Let's turn these mini routines into functions.

In [None]:
def get_soup(wiki_suffix):
    url = url = 'https://en.wikipedia.org' + wiki_suffix
    page = requests.get(url)
    soup = BeautifulSoup(page.content, features="html.parser")
    
    return soup

def link_is_valid(link):
    ignores = ['png', 'jpg', 'jpeg', 'isbn', 'svg', 'identifier', \
           'File', 'Special', 'Template', 'Mailto', 'Portal', \
           'Help', 'Category', 'Talk', 'Wikipedia', 'Main_Page']
    
    if link.startswith('/wiki/'):
        valid = True
        for ignore in ignores:
            if ignore in link:
                valid = False
                break
    return valid
    

def get_links(soup):
    links = []
    for a in soup.find_all("a"):
        try:
            link = a["href"]
            if link_is_valid(link):
                links.append(link)
        except:
            pass
    
    return links

#### <span style="color:red"> Exercise 3 </span>

Add a function that given a word in counts how many times it appears in page

We have compartmentalised the few small routines in the code above and _abstracted_ them away into functions which are concise and are pretty much self-explanatory by their function names.
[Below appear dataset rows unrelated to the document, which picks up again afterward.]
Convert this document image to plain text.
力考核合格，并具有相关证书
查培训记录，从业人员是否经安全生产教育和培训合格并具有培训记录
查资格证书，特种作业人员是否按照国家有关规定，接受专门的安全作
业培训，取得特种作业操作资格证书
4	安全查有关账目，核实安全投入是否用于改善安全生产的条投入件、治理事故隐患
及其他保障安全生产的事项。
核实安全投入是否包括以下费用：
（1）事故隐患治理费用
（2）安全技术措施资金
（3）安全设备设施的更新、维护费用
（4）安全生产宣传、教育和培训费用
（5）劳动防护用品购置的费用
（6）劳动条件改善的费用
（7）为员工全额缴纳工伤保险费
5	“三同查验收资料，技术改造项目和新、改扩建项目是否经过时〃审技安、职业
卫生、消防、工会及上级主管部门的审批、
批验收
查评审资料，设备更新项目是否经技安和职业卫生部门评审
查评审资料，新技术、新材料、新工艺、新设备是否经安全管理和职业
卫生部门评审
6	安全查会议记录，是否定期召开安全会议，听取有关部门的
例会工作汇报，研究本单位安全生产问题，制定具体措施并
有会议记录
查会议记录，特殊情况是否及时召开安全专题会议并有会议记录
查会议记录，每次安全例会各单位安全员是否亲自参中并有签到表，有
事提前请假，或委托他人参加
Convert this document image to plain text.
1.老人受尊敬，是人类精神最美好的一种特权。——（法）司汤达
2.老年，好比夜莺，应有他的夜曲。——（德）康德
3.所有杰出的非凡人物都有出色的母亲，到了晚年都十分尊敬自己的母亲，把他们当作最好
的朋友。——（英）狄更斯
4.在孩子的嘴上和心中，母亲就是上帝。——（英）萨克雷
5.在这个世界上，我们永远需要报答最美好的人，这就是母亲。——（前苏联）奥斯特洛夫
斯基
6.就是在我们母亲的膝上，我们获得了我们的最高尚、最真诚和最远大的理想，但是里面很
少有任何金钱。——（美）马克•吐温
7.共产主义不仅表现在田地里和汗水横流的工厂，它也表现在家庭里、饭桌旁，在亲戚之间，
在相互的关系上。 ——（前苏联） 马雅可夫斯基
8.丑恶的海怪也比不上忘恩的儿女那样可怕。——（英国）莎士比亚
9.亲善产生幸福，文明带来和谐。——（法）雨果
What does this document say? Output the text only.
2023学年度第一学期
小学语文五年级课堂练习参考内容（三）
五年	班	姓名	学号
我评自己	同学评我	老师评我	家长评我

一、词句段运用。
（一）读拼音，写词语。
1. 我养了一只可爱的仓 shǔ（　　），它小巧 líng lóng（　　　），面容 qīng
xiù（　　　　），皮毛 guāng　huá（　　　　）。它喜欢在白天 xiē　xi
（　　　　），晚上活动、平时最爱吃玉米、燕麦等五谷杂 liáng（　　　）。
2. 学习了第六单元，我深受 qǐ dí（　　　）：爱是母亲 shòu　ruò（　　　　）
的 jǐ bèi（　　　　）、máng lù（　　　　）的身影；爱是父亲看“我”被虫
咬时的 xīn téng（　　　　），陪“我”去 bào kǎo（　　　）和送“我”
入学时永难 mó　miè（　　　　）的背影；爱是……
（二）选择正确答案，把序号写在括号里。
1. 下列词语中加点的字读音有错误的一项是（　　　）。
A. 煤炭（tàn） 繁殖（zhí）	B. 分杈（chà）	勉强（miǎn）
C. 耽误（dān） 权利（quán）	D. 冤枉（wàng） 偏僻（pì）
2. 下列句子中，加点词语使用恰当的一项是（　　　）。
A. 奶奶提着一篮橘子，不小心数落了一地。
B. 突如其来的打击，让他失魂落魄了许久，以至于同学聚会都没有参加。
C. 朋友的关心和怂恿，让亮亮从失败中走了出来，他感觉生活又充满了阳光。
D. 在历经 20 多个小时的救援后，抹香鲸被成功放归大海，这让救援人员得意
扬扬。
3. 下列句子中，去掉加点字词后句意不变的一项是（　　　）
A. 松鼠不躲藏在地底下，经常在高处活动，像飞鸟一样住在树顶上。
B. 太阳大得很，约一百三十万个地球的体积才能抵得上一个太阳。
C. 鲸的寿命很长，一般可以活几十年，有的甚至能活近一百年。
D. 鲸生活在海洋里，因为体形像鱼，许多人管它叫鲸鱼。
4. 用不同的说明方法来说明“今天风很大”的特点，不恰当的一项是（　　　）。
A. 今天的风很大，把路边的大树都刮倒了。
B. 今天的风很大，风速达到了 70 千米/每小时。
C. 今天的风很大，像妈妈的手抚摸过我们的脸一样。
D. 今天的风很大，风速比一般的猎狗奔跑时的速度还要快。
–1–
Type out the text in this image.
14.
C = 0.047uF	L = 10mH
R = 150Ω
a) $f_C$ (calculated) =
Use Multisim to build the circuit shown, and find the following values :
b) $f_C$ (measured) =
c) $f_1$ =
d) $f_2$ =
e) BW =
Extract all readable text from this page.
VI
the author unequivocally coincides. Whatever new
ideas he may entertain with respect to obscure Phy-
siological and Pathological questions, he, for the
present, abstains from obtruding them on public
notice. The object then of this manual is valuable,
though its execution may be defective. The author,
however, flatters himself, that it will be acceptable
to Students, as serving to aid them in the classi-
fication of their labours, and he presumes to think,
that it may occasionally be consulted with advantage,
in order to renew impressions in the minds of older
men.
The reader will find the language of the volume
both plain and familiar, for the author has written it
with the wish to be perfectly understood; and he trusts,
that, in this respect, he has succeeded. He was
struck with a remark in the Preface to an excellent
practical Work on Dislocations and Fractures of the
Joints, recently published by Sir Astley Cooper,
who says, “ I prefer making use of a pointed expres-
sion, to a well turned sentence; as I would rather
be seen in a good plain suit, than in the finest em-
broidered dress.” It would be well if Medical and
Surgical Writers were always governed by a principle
This is starting to feel much nicer.. And something we could begin to turn into _software_.

In [None]:
random_wiki = random.choice(filtered)
soup = get_soup(random_wiki)
links = get_links(soup)

for l in links:
    print(l)

And finally we can automate the process. This is pretty simple really, we just do it a bunch of times!

In [None]:
def crawl(seed):
    links_visited = []
    suffix = '/wiki/' + seed
    # we don't want this to run forever so we only navigate 10 down
    for i in range(10):
        soup = get_soup(suffix)
        links = get_links(soup)
        suffix = random.choice(links)
        links_visited.append(suffix)
    return links_visited



In [None]:
links_visited = crawl('soup')

for lv in links_visited:
    print(f"Visited: {lv}")

#### <span style="color:red"> Exercise 4 </span>

Try the above with a new seed

## Homework

Your task now is to do _pretty much_ what I have done in this notebook, but with another source as your starting point.

To take it futher try and find a more meaningful direction in your crawling.  Perhaps you could actually read what words are in the link, or in the page or find something which would allow your web-crawler to make a decision about _where_ it would like to go to next.

It would also be great to _store this journey. [Perhaps some more metadata into a text file](https://www.w3schools.com/python/python_file_write.asp).

Perhaps the web-crawler doesn't only move forward but can turn back (return to an older link) and start a new path. How would you record this journey?